Examples of problems:
$$\sqrt{2}_{10}=X_{\phi}$$
Here is what I know:
$$3152_b=2.513_{b^{-1}}$$
$$\sum_{n=- \infty}^\infty x b^n=.\overline{x}_b+.\overline{x}_{b^{-1}}$$
Can anyone help me with this?
I have figured it out. First a note:
When I mean round down I mean round towards $-\infty$, and not towards $0$.
The solution:
$$b^{log_{b}(number)}=number$$
so:
$${round\space down(log_{b}(number))}=a\space fraction\space of\space the\space first\space digit$$
To get the answer just loop the equation with an output for each digit:
$$x=round\space down(log_b(Z=Z-b^{return(x)}))$$
The finished process should look something like this:
$$round\space down(log_3(5-3^{1}-3^0-3^0-3^{-\infty}-etc.=0))=-\infty$$
or this if programing it the way like before:
$$number\space positions (1,\space 0,\space 0)$$
This tells you the distance each number is from the $1$'s place.

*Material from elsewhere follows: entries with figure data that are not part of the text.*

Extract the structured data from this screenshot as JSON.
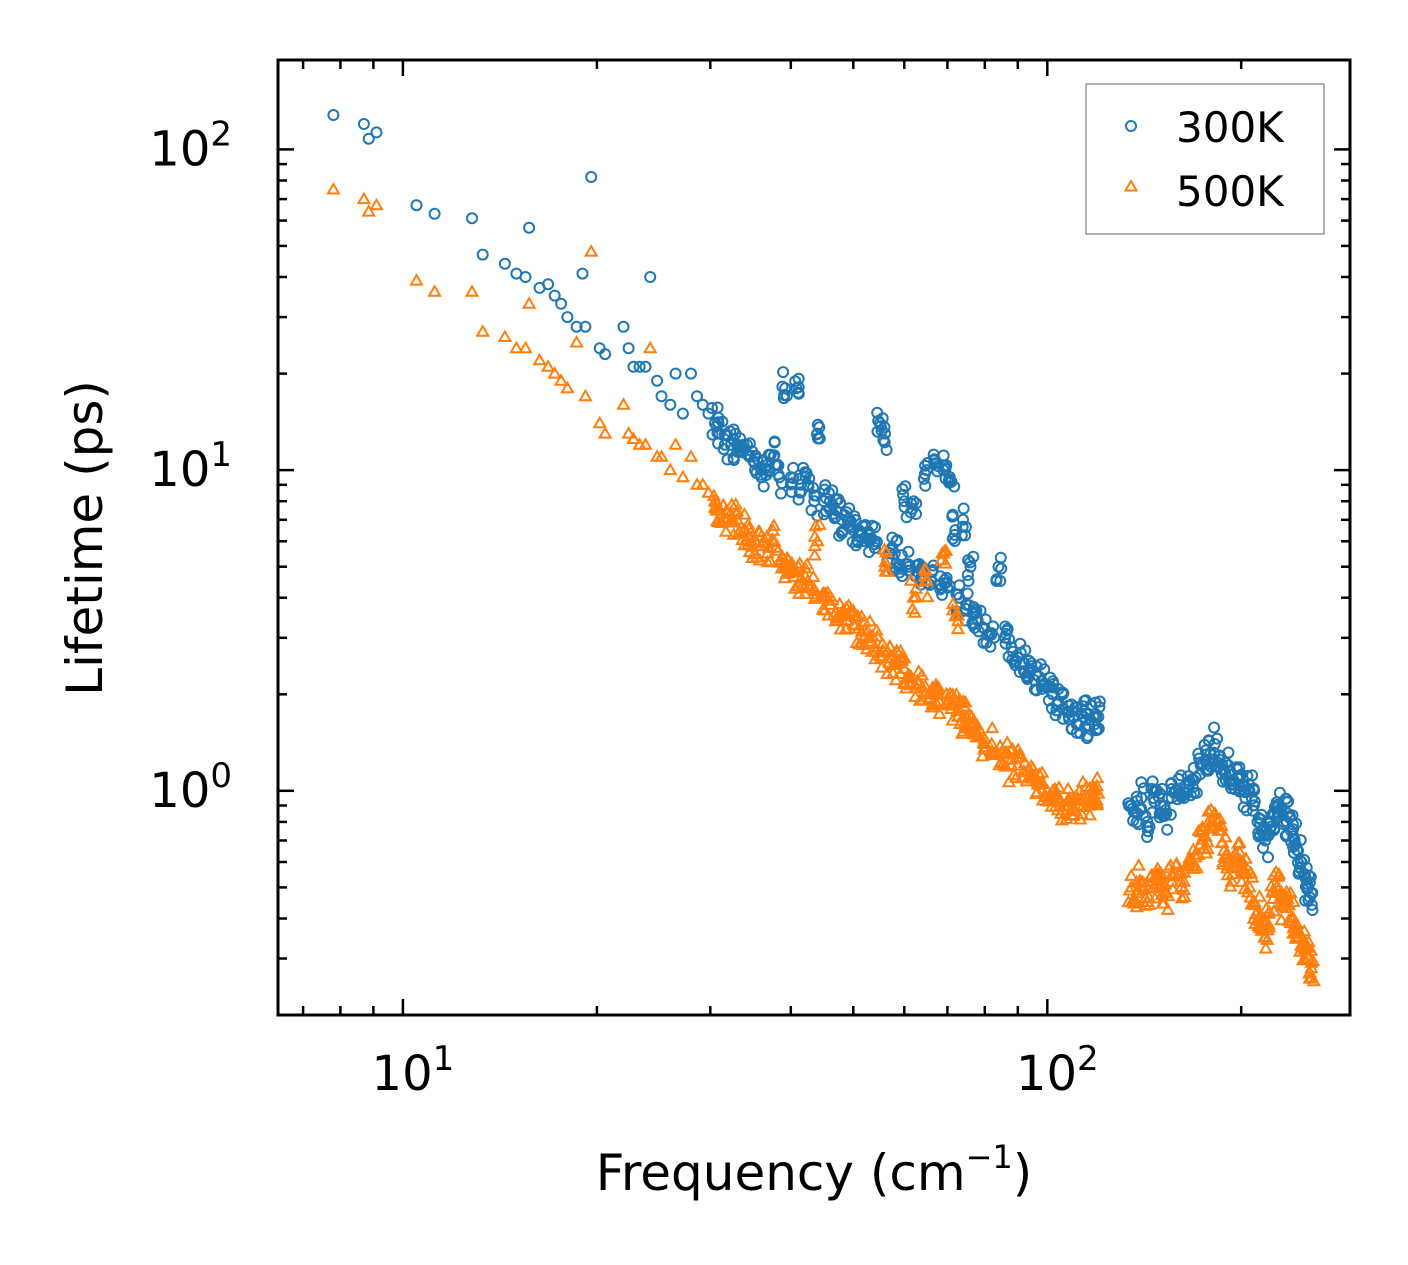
{
  "chart_data": {
    "type": "scatter",
    "xscale": "log",
    "yscale": "log",
    "xlim": [
      6.4,
      295
    ],
    "ylim": [
      0.2,
      190
    ],
    "xlabel": "Frequency (cm",
    "xlabel_sup": "−1",
    "xlabel_end": ")",
    "ylabel": "Lifetime (ps)",
    "legend_position": "top-right",
    "x_ticks": [
      {
        "base": "10",
        "exp": "1",
        "value": 10
      },
      {
        "base": "10",
        "exp": "2",
        "value": 100
      }
    ],
    "y_ticks": [
      {
        "base": "10",
        "exp": "0",
        "value": 1
      },
      {
        "base": "10",
        "exp": "1",
        "value": 10
      },
      {
        "base": "10",
        "exp": "2",
        "value": 100
      }
    ],
    "series": [
      {
        "name": "300K",
        "marker": "circle",
        "color": "#1f77b4",
        "points": [
          [
            7.8,
            128
          ],
          [
            8.7,
            120
          ],
          [
            8.85,
            108
          ],
          [
            9.1,
            113
          ],
          [
            10.5,
            67
          ],
          [
            11.2,
            63
          ],
          [
            12.8,
            61
          ],
          [
            13.3,
            47
          ],
          [
            14.4,
            44
          ],
          [
            15.0,
            41
          ],
          [
            15.5,
            40
          ],
          [
            16.3,
            37
          ],
          [
            16.8,
            38
          ],
          [
            17.2,
            35
          ],
          [
            17.6,
            33
          ],
          [
            18.0,
            30
          ],
          [
            18.6,
            28
          ],
          [
            19.2,
            28
          ],
          [
            19.6,
            82
          ],
          [
            19.0,
            41
          ],
          [
            15.7,
            57
          ],
          [
            20.2,
            24
          ],
          [
            20.6,
            23
          ],
          [
            22.0,
            28
          ],
          [
            22.4,
            24
          ],
          [
            22.8,
            21
          ],
          [
            23.3,
            21
          ],
          [
            23.8,
            21
          ],
          [
            24.2,
            40
          ],
          [
            24.8,
            19
          ],
          [
            25.2,
            17
          ],
          [
            26.0,
            16
          ],
          [
            26.5,
            20
          ],
          [
            27.2,
            15
          ],
          [
            28.0,
            20
          ],
          [
            28.6,
            17
          ],
          [
            29.2,
            16
          ],
          [
            29.8,
            15
          ],
          [
            30.5,
            14
          ],
          [
            31.0,
            13
          ],
          [
            31.6,
            12
          ],
          [
            32.3,
            12
          ],
          [
            33.0,
            12
          ],
          [
            33.8,
            12
          ],
          [
            34.5,
            11
          ],
          [
            35.2,
            10
          ],
          [
            36.0,
            10
          ],
          [
            36.8,
            10
          ],
          [
            37.6,
            11
          ],
          [
            38.4,
            9.5
          ],
          [
            39.2,
            18
          ],
          [
            40.8,
            18
          ],
          [
            40.0,
            9.5
          ],
          [
            41.5,
            9
          ],
          [
            42.5,
            9
          ],
          [
            43.5,
            8
          ],
          [
            44.0,
            13
          ],
          [
            45.0,
            8
          ],
          [
            46.0,
            8
          ],
          [
            47.0,
            7.5
          ],
          [
            48.0,
            7
          ],
          [
            49.0,
            7
          ],
          [
            50.0,
            6.5
          ],
          [
            51.0,
            6.5
          ],
          [
            52.0,
            6
          ],
          [
            53.0,
            6
          ],
          [
            54.0,
            6
          ],
          [
            55.0,
            14
          ],
          [
            56.0,
            13
          ],
          [
            57.0,
            5.5
          ],
          [
            58.0,
            5.5
          ],
          [
            59.0,
            5
          ],
          [
            60.0,
            8
          ],
          [
            61.0,
            5
          ],
          [
            62.0,
            8
          ],
          [
            63.0,
            4.8
          ],
          [
            64.0,
            4.6
          ],
          [
            65.0,
            10
          ],
          [
            66.0,
            4.5
          ],
          [
            67.0,
            10.5
          ],
          [
            68.0,
            4.4
          ],
          [
            69.0,
            10
          ],
          [
            70.0,
            4.3
          ],
          [
            71.0,
            9.2
          ],
          [
            72.0,
            6.5
          ],
          [
            73.0,
            4
          ],
          [
            74.0,
            7
          ],
          [
            75.0,
            3.8
          ],
          [
            76.0,
            5
          ],
          [
            77.0,
            3.6
          ],
          [
            78.0,
            3.4
          ],
          [
            80.0,
            3.2
          ],
          [
            82.0,
            3.1
          ],
          [
            84.0,
            5
          ],
          [
            86.0,
            3
          ],
          [
            88.0,
            2.8
          ],
          [
            90.0,
            2.6
          ],
          [
            92.0,
            2.5
          ],
          [
            94.0,
            2.4
          ],
          [
            96.0,
            2.3
          ],
          [
            98.0,
            2.2
          ],
          [
            100.0,
            2.1
          ],
          [
            102.0,
            2.0
          ],
          [
            104.0,
            1.9
          ],
          [
            106.0,
            1.8
          ],
          [
            108.0,
            1.7
          ],
          [
            110.0,
            1.7
          ],
          [
            112.0,
            1.6
          ],
          [
            114.0,
            1.7
          ],
          [
            116.0,
            1.6
          ],
          [
            118.0,
            1.7
          ],
          [
            120.0,
            1.7
          ],
          [
            135.0,
            0.9
          ],
          [
            138.0,
            0.85
          ],
          [
            140.0,
            0.95
          ],
          [
            143.0,
            0.8
          ],
          [
            146.0,
            0.95
          ],
          [
            148.0,
            1.0
          ],
          [
            150.0,
            0.9
          ],
          [
            153.0,
            0.85
          ],
          [
            156.0,
            0.95
          ],
          [
            160.0,
            1.0
          ],
          [
            163.0,
            0.95
          ],
          [
            166.0,
            1.05
          ],
          [
            170.0,
            1.1
          ],
          [
            173.0,
            1.2
          ],
          [
            176.0,
            1.25
          ],
          [
            179.0,
            1.3
          ],
          [
            182.0,
            1.4
          ],
          [
            185.0,
            1.25
          ],
          [
            188.0,
            1.15
          ],
          [
            191.0,
            1.2
          ],
          [
            194.0,
            1.05
          ],
          [
            197.0,
            1.1
          ],
          [
            200.0,
            1.0
          ],
          [
            203.0,
            0.95
          ],
          [
            206.0,
            1.0
          ],
          [
            209.0,
            0.9
          ],
          [
            212.0,
            0.8
          ],
          [
            215.0,
            0.75
          ],
          [
            218.0,
            0.7
          ],
          [
            221.0,
            0.8
          ],
          [
            224.0,
            0.85
          ],
          [
            227.0,
            0.92
          ],
          [
            230.0,
            0.88
          ],
          [
            233.0,
            0.8
          ],
          [
            236.0,
            0.85
          ],
          [
            239.0,
            0.75
          ],
          [
            242.0,
            0.7
          ],
          [
            245.0,
            0.65
          ],
          [
            248.0,
            0.6
          ],
          [
            251.0,
            0.55
          ],
          [
            254.0,
            0.5
          ],
          [
            257.0,
            0.48
          ]
        ]
      },
      {
        "name": "500K",
        "marker": "triangle",
        "color": "#ff7f0e",
        "points": [
          [
            7.8,
            75
          ],
          [
            8.7,
            70
          ],
          [
            8.85,
            64
          ],
          [
            9.1,
            67
          ],
          [
            10.5,
            39
          ],
          [
            11.2,
            36
          ],
          [
            12.8,
            36
          ],
          [
            13.3,
            27
          ],
          [
            14.4,
            26
          ],
          [
            15.0,
            24
          ],
          [
            15.5,
            24
          ],
          [
            15.7,
            33
          ],
          [
            16.3,
            22
          ],
          [
            16.8,
            21
          ],
          [
            17.2,
            20
          ],
          [
            17.6,
            19
          ],
          [
            18.0,
            18
          ],
          [
            18.6,
            25
          ],
          [
            19.2,
            17
          ],
          [
            19.6,
            48
          ],
          [
            20.2,
            14
          ],
          [
            20.6,
            13
          ],
          [
            22.0,
            16
          ],
          [
            22.4,
            13
          ],
          [
            22.8,
            12.5
          ],
          [
            23.3,
            12
          ],
          [
            23.8,
            12
          ],
          [
            24.2,
            24
          ],
          [
            24.8,
            11
          ],
          [
            25.2,
            11
          ],
          [
            26.0,
            10
          ],
          [
            26.5,
            12
          ],
          [
            27.2,
            9.5
          ],
          [
            28.0,
            11
          ],
          [
            28.6,
            9
          ],
          [
            29.2,
            9
          ],
          [
            29.8,
            8.5
          ],
          [
            30.5,
            8
          ],
          [
            31.0,
            7.5
          ],
          [
            31.6,
            7
          ],
          [
            32.3,
            7
          ],
          [
            33.0,
            7
          ],
          [
            33.8,
            6.5
          ],
          [
            34.5,
            6.2
          ],
          [
            35.2,
            6
          ],
          [
            36.0,
            5.8
          ],
          [
            36.8,
            5.5
          ],
          [
            37.6,
            6
          ],
          [
            38.4,
            5.2
          ],
          [
            39.2,
            5
          ],
          [
            40.0,
            5
          ],
          [
            40.8,
            4.8
          ],
          [
            41.5,
            4.6
          ],
          [
            42.5,
            4.5
          ],
          [
            43.5,
            4.2
          ],
          [
            44.0,
            6
          ],
          [
            45.0,
            4
          ],
          [
            46.0,
            3.8
          ],
          [
            47.0,
            3.6
          ],
          [
            48.0,
            3.5
          ],
          [
            49.0,
            3.4
          ],
          [
            50.0,
            3.3
          ],
          [
            51.0,
            3.2
          ],
          [
            52.0,
            3.0
          ],
          [
            53.0,
            3.0
          ],
          [
            54.0,
            2.8
          ],
          [
            55.0,
            2.7
          ],
          [
            56.0,
            5
          ],
          [
            57.0,
            2.6
          ],
          [
            58.0,
            2.5
          ],
          [
            59.0,
            2.5
          ],
          [
            60.0,
            2.4
          ],
          [
            61.0,
            2.3
          ],
          [
            62.0,
            4
          ],
          [
            63.0,
            2.2
          ],
          [
            64.0,
            2.1
          ],
          [
            65.0,
            4.5
          ],
          [
            66.0,
            2.0
          ],
          [
            67.0,
            2.0
          ],
          [
            68.0,
            1.9
          ],
          [
            69.0,
            5.5
          ],
          [
            70.0,
            1.9
          ],
          [
            71.0,
            1.8
          ],
          [
            72.0,
            3.5
          ],
          [
            73.0,
            1.8
          ],
          [
            74.0,
            1.7
          ],
          [
            75.0,
            1.7
          ],
          [
            76.0,
            1.6
          ],
          [
            77.0,
            1.5
          ],
          [
            78.0,
            1.5
          ],
          [
            80.0,
            1.4
          ],
          [
            82.0,
            1.4
          ],
          [
            84.0,
            1.3
          ],
          [
            86.0,
            1.3
          ],
          [
            88.0,
            1.2
          ],
          [
            90.0,
            1.2
          ],
          [
            92.0,
            1.15
          ],
          [
            94.0,
            1.1
          ],
          [
            96.0,
            1.1
          ],
          [
            98.0,
            1.05
          ],
          [
            100.0,
            1.0
          ],
          [
            102.0,
            1.0
          ],
          [
            104.0,
            0.95
          ],
          [
            106.0,
            0.9
          ],
          [
            108.0,
            0.9
          ],
          [
            110.0,
            0.88
          ],
          [
            112.0,
            0.9
          ],
          [
            114.0,
            0.95
          ],
          [
            116.0,
            0.92
          ],
          [
            118.0,
            1.0
          ],
          [
            120.0,
            0.98
          ],
          [
            135.0,
            0.5
          ],
          [
            138.0,
            0.48
          ],
          [
            140.0,
            0.52
          ],
          [
            143.0,
            0.45
          ],
          [
            146.0,
            0.5
          ],
          [
            148.0,
            0.55
          ],
          [
            150.0,
            0.5
          ],
          [
            153.0,
            0.48
          ],
          [
            156.0,
            0.52
          ],
          [
            160.0,
            0.55
          ],
          [
            163.0,
            0.52
          ],
          [
            166.0,
            0.6
          ],
          [
            170.0,
            0.62
          ],
          [
            173.0,
            0.68
          ],
          [
            176.0,
            0.72
          ],
          [
            179.0,
            0.78
          ],
          [
            182.0,
            0.85
          ],
          [
            185.0,
            0.75
          ],
          [
            188.0,
            0.65
          ],
          [
            191.0,
            0.6
          ],
          [
            194.0,
            0.55
          ],
          [
            197.0,
            0.62
          ],
          [
            200.0,
            0.58
          ],
          [
            203.0,
            0.55
          ],
          [
            206.0,
            0.5
          ],
          [
            209.0,
            0.45
          ],
          [
            212.0,
            0.42
          ],
          [
            215.0,
            0.38
          ],
          [
            218.0,
            0.35
          ],
          [
            221.0,
            0.42
          ],
          [
            224.0,
            0.46
          ],
          [
            227.0,
            0.5
          ],
          [
            230.0,
            0.48
          ],
          [
            233.0,
            0.44
          ],
          [
            236.0,
            0.46
          ],
          [
            239.0,
            0.4
          ],
          [
            242.0,
            0.38
          ],
          [
            245.0,
            0.35
          ],
          [
            248.0,
            0.33
          ],
          [
            251.0,
            0.32
          ],
          [
            254.0,
            0.3
          ],
          [
            257.0,
            0.28
          ]
        ]
      }
    ]
  }
}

Finally, you have $1$ for the $3^1$'s, and $2$ for the $3^0=1$'s place:
$$12_3$$ To solve for negative bases use this just use the absolute value of the stuff inside the logarithms. This will cause problems like solutions with this.
$-7=$ number positions$(1,1,1,0,0)$ for base $-3$ Although it is unlikely for this to set of number positions to appear (unlikely because I haven't checked to see if it would and not that it is inconsistent), so this is a bad example.
This is a problem because the symbol for 3 doesn't exist in base 3. Just like we don't have a symbol for 10 in base 10. We use two symbols.
All you need to do is resolve the 3 (1's) and simplify it. Which would yield number positions$(3,2,2,0,0)
$$1202_{-3}$$